More by accident than design I’d found that a mid-stride passing pose creates a kind of snapshot feel. The pose is not settled, and the viewer can anticipate the next few frames of action.


For The Hound, I wanted to emphasize it’s massive size without losing what makes it dangerous. Warhounds are scout titans, designed to be fast and relatively agile. But the Long Search is a marathon, not a sprint, so it didn’t need to be running.

After some reference diving, I settled on something close to what science and movies have suggested as T-Rex’s walking gait.

T-Rex Gait on YouTube

It’s purposeful and communicates huge mass. I love it being up on it’s toes (Warhound feet always look like duck feet to me when they’re planted flat). And of course, the T-Rex was an apex predator, and that connotation works really well for imbuing the Hound with a sense of menace, even if the poor thing is really just wandering about.

Warhounds are, happily, extremely posable from the waist down. It’s a lovely job by GW/FW on the leg design. Very inspiring and pretty easy to work with. Getting the pose looked to be pretty straightforward.

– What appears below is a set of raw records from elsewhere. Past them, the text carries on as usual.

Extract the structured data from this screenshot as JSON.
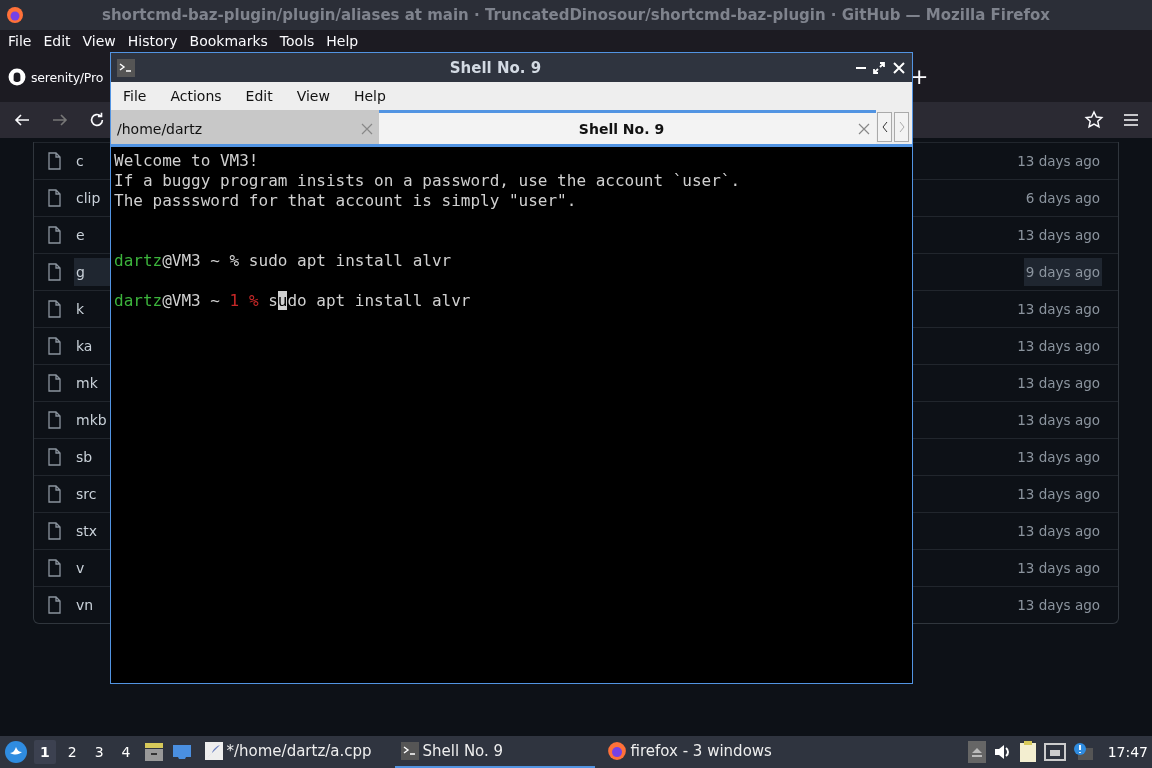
{
  "browser": {
    "title": "shortcmd-baz-plugin/plugin/aliases at main · TruncatedDinosour/shortcmd-baz-plugin · GitHub — Mozilla Firefox",
    "menu": [
      {
        "label": "File"
      },
      {
        "label": "Edit"
      },
      {
        "label": "View"
      },
      {
        "label": "History"
      },
      {
        "label": "Bookmarks"
      },
      {
        "label": "Tools"
      },
      {
        "label": "Help"
      }
    ],
    "tab": {
      "label": "serenity/Pro"
    },
    "new_tab": "+",
    "files": [
      {
        "name": "c",
        "time": "13 days ago",
        "hovered": false
      },
      {
        "name": "clip",
        "time": "6 days ago",
        "hovered": false
      },
      {
        "name": "e",
        "time": "13 days ago",
        "hovered": false
      },
      {
        "name": "g",
        "time": "9 days ago",
        "hovered": true
      },
      {
        "name": "k",
        "time": "13 days ago",
        "hovered": false
      },
      {
        "name": "ka",
        "time": "13 days ago",
        "hovered": false
      },
      {
        "name": "mk",
        "time": "13 days ago",
        "hovered": false
      },
      {
        "name": "mkb",
        "time": "13 days ago",
        "hovered": false
      },
      {
        "name": "sb",
        "time": "13 days ago",
        "hovered": false
      },
      {
        "name": "src",
        "time": "13 days ago",
        "hovered": false
      },
      {
        "name": "stx",
        "time": "13 days ago",
        "hovered": false
      },
      {
        "name": "v",
        "time": "13 days ago",
        "hovered": false
      },
      {
        "name": "vn",
        "time": "13 days ago",
        "hovered": false
      }
    ]
  },
  "terminal_window": {
    "title": "Shell No. 9",
    "menu": [
      {
        "label": "File"
      },
      {
        "label": "Actions"
      },
      {
        "label": "Edit"
      },
      {
        "label": "View"
      },
      {
        "label": "Help"
      }
    ],
    "tabs": [
      {
        "label": "/home/dartz",
        "selected": false
      },
      {
        "label": "Shell No. 9",
        "selected": true
      }
    ],
    "lines": [
      {
        "kind": "text",
        "segments": [
          {
            "text": "Welcome to VM3!",
            "color": "#d0d0d0",
            "cursor": false
          }
        ]
      },
      {
        "kind": "text",
        "segments": [
          {
            "text": "If a buggy program insists on a password, use the account `user`.",
            "color": "#d0d0d0",
            "cursor": false
          }
        ]
      },
      {
        "kind": "text",
        "segments": [
          {
            "text": "The passsword for that account is simply \"user\".",
            "color": "#d0d0d0",
            "cursor": false
          }
        ]
      },
      {
        "kind": "blank"
      },
      {
        "kind": "blank"
      },
      {
        "kind": "text",
        "segments": [
          {
            "text": "dartz",
            "color": "#3cb43c",
            "cursor": false
          },
          {
            "text": "@VM3 ~ % sudo apt install alvr",
            "color": "#d0d0d0",
            "cursor": false
          }
        ]
      },
      {
        "kind": "blank"
      },
      {
        "kind": "text",
        "segments": [
          {
            "text": "dartz",
            "color": "#3cb43c",
            "cursor": false
          },
          {
            "text": "@VM3 ~ ",
            "color": "#d0d0d0",
            "cursor": false
          },
          {
            "text": "1 %",
            "color": "#c82828",
            "cursor": false
          },
          {
            "text": " s",
            "color": "#d0d0d0",
            "cursor": false
          },
          {
            "text": "u",
            "color": "#d0d0d0",
            "cursor": true
          },
          {
            "text": "do apt install alvr",
            "color": "#d0d0d0",
            "cursor": false
          }
        ]
      }
    ]
  },
  "taskbar": {
    "workspaces": [
      {
        "label": "1",
        "selected": true
      },
      {
        "label": "2",
        "selected": false
      },
      {
        "label": "3",
        "selected": false
      },
      {
        "label": "4",
        "selected": false
      }
    ],
    "tasks": [
      {
        "label": "*/home/dartz/a.cpp",
        "kind": "editor",
        "selected": false
      },
      {
        "label": "Shell No. 9",
        "kind": "terminal",
        "selected": true
      },
      {
        "label": "firefox - 3 windows",
        "kind": "firefox",
        "selected": false
      }
    ],
    "clock": "17:47"
  }
}
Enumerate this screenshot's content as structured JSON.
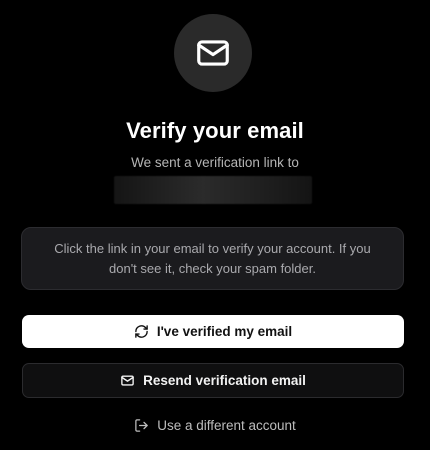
{
  "header": {
    "icon": "mail-icon",
    "title": "Verify your email",
    "subtitle": "We sent a verification link to"
  },
  "info": {
    "text": "Click the link in your email to verify your account. If you don't see it, check your spam folder."
  },
  "actions": {
    "verified_label": "I've verified my email",
    "verified_icon": "refresh-icon",
    "resend_label": "Resend verification email",
    "resend_icon": "mail-icon",
    "switch_label": "Use a different account",
    "switch_icon": "log-out-icon"
  },
  "colors": {
    "background": "#000000",
    "primary_button": "#ffffff",
    "info_box": "#1b1b1e"
  }
}
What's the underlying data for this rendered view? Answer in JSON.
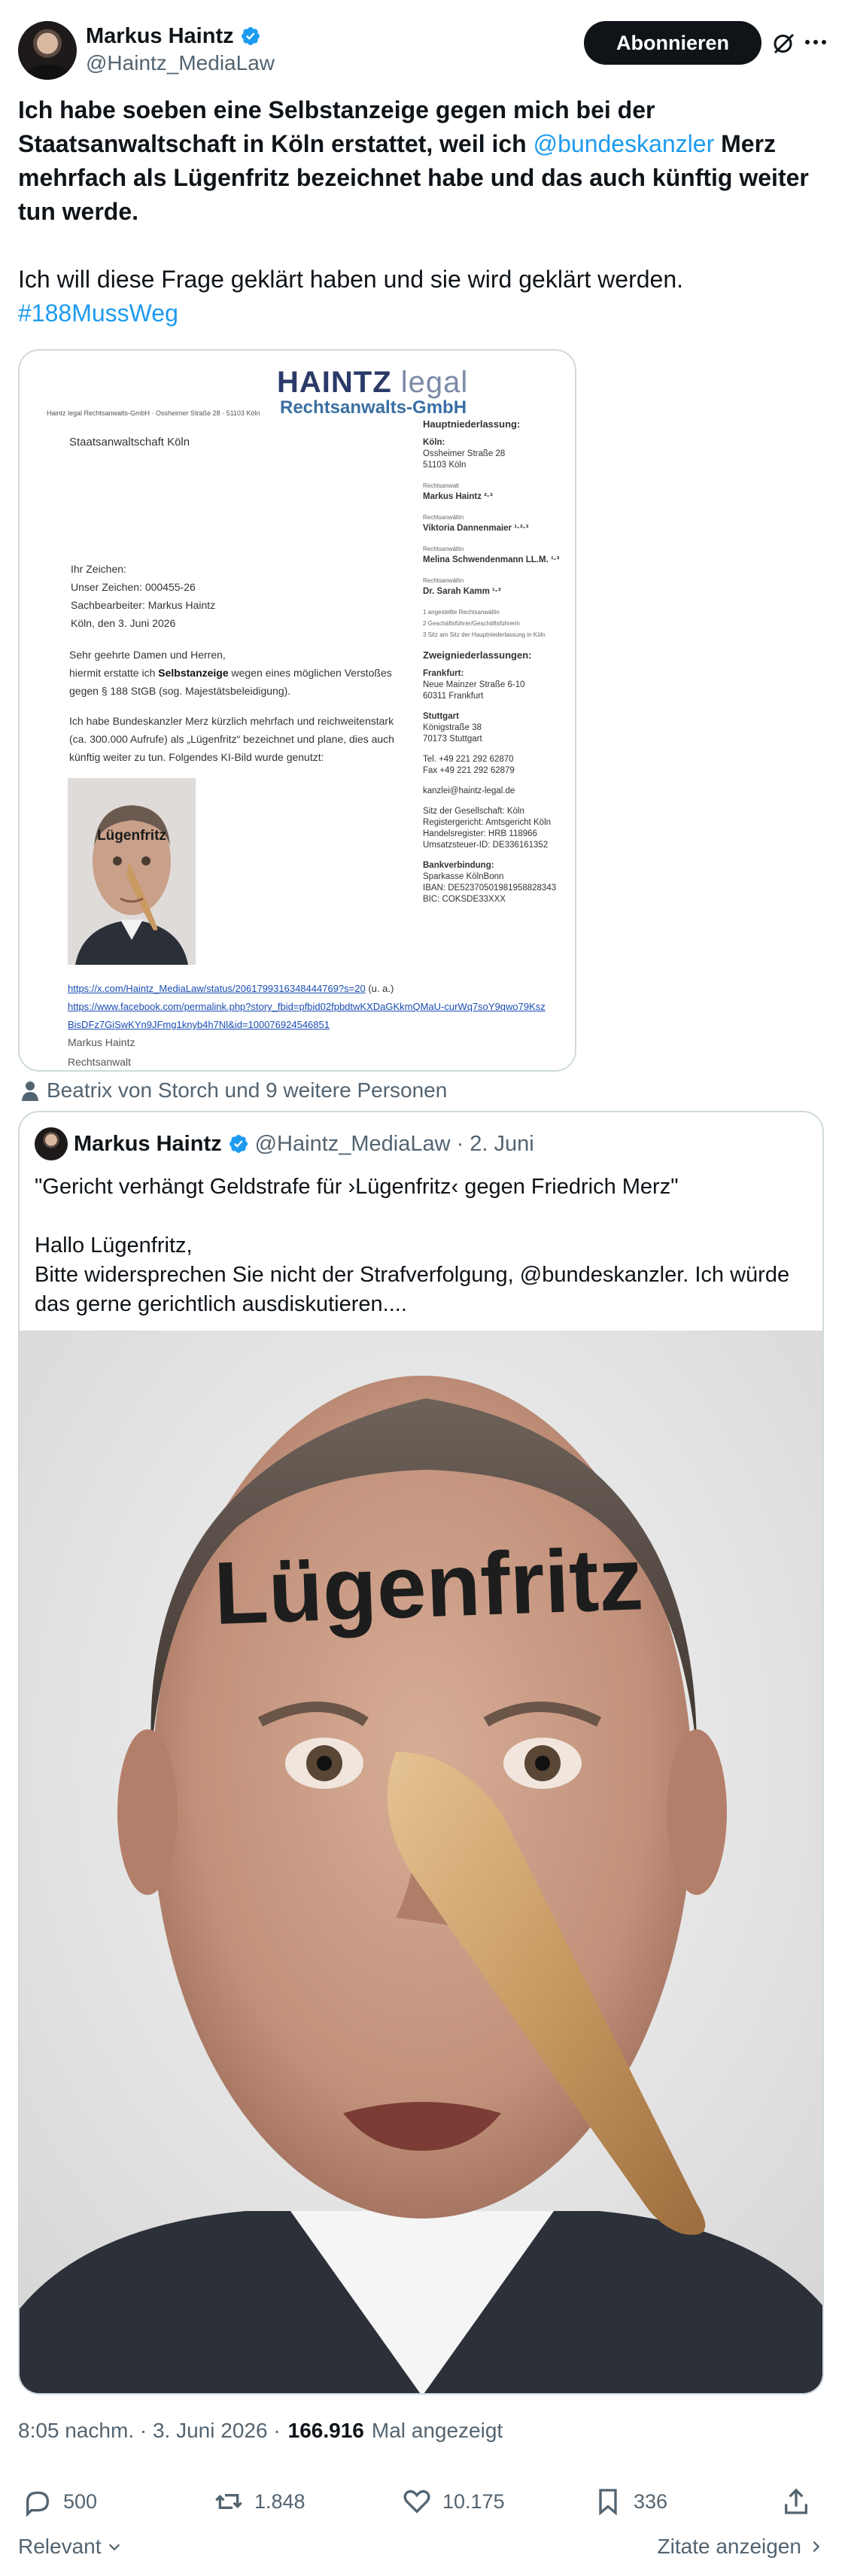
{
  "author": {
    "display_name": "Markus Haintz",
    "handle": "@Haintz_MediaLaw",
    "verified": true
  },
  "header": {
    "follow_label": "Abonnieren",
    "icons": [
      "grok-icon",
      "more-icon"
    ]
  },
  "tweet": {
    "text_part1": "Ich habe soeben eine Selbstanzeige gegen mich bei der Staatsanwaltschaft in Köln erstattet, weil ich ",
    "mention": "@bundeskanzler",
    "text_part2": " Merz mehrfach als Lügenfritz bezeichnet habe und das auch künftig weiter tun werde.",
    "paragraph2": "Ich will diese Frage geklärt haben und sie wird geklärt werden.",
    "hashtag": "#188MussWeg"
  },
  "document": {
    "logo_word1": "HAINTZ",
    "logo_word2": "legal",
    "logo_subtitle": "Rechtsanwalts-GmbH",
    "sender_line": "Haintz legal Rechtsanwalts-GmbH · Ossheimer Straße 28 · 51103 Köln",
    "recipient": "Staatsanwaltschaft Köln",
    "meta": {
      "ihr_zeichen": "Ihr Zeichen:",
      "unser_zeichen": "Unser Zeichen: 000455-26",
      "sachbearbeiter": "Sachbearbeiter: Markus Haintz",
      "ort_datum": "Köln, den 3. Juni 2026"
    },
    "body": {
      "greeting": "Sehr geehrte Damen und Herren,",
      "p1_before": "hiermit erstatte ich ",
      "p1_bold": "Selbstanzeige",
      "p1_after": " wegen eines möglichen Verstoßes gegen § 188 StGB (sog. Majestätsbeleidigung).",
      "p2": "Ich habe Bundeskanzler Merz kürzlich mehrfach und reichweitenstark (ca. 300.000 Aufrufe) als „Lügenfritz“ bezeichnet und plane, dies auch künftig weiter zu tun. Folgendes KI-Bild wurde genutzt:"
    },
    "photo_caption": "Lügenfritz",
    "link1": "https://x.com/Haintz_MediaLaw/status/2061799316348444769?s=20",
    "link1_suffix": "(u. a.)",
    "link2": "https://www.facebook.com/permalink.php?story_fbid=pfbid02fpbdtwKXDaGKkmQMaU-curWq7soY9qwo79KszBisDFz7GiSwKYn9JFmg1knyb4h7Nl&id=100076924546851",
    "signature_name": "Markus Haintz",
    "signature_role": "Rechtsanwalt",
    "right": {
      "hauptniederlassung": "Hauptniederlassung:",
      "koeln_label": "Köln:",
      "koeln_street": "Ossheimer Straße 28",
      "koeln_city": "51103 Köln",
      "lawyer1_role": "Rechtsanwalt",
      "lawyer1_name": "Markus Haintz ²·³",
      "lawyer2_role": "Rechtsanwältin",
      "lawyer2_name": "Viktoria Dannenmaier ¹·²·³",
      "lawyer3_role": "Rechtsanwältin",
      "lawyer3_name": "Melina Schwendenmann LL.M. ¹·³",
      "lawyer4_role": "Rechtsanwältin",
      "lawyer4_name": "Dr. Sarah Kamm ¹·³",
      "footnote1": "1 angestellte Rechtsanwältin",
      "footnote2": "2 Geschäftsführer/Geschäftsführerin",
      "footnote3": "3 Sitz am Sitz der Hauptniederlassung in Köln",
      "zweig": "Zweigniederlassungen:",
      "frankfurt_label": "Frankfurt:",
      "frankfurt_street": "Neue Mainzer Straße 6-10",
      "frankfurt_city": "60311 Frankfurt",
      "stuttgart_label": "Stuttgart",
      "stuttgart_street": "Königstraße 38",
      "stuttgart_city": "70173 Stuttgart",
      "tel": "Tel.     +49 221 292 62870",
      "fax": "Fax     +49 221 292 62879",
      "email": "kanzlei@haintz-legal.de",
      "sitz": "Sitz der Gesellschaft: Köln",
      "register": "Registergericht: Amtsgericht Köln",
      "hrb": "Handelsregister: HRB 118966",
      "ust": "Umsatzsteuer-ID: DE336161352",
      "bank_label": "Bankverbindung:",
      "bank": "Sparkasse KölnBonn",
      "iban": "IBAN:   DE52370501981958828343",
      "bic": "BIC:     COKSDE33XXX"
    }
  },
  "social_context": "Beatrix von Storch und 9 weitere Personen",
  "quote": {
    "display_name": "Markus Haintz",
    "handle": "@Haintz_MediaLaw",
    "separator": "·",
    "date": "2. Juni",
    "line1": "\"Gericht verhängt Geldstrafe für ›Lügenfritz‹ gegen Friedrich Merz\"",
    "line2": "Hallo Lügenfritz,",
    "line3": "Bitte widersprechen Sie nicht der Strafverfolgung, @bundeskanzler. Ich würde das gerne gerichtlich ausdiskutieren....",
    "image_caption": "Lügenfritz"
  },
  "meta": {
    "time_date": "8:05 nachm. · 3. Juni 2026 ·",
    "views": "166.916",
    "views_label": "Mal angezeigt"
  },
  "actions": {
    "replies": "500",
    "reposts": "1.848",
    "likes": "10.175",
    "bookmarks": "336"
  },
  "bottom": {
    "sort_label": "Relevant",
    "quotes_label": "Zitate anzeigen"
  }
}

The challenge was going to be managing the weight. Loads and loads of resin make the model pretty top-heavy. I’d seen a lot of Warhound poses driven by the need to balance that load. The pose I wanted was the opposite of that; put the whole thing on one leg, on tip-toes. Unbalance the pose so the center of gravity is biased forward, to create that sense of motion, scale and weight. So I wanted to do a couple of changes to help with that, even before I got to thinking about how to actually build it.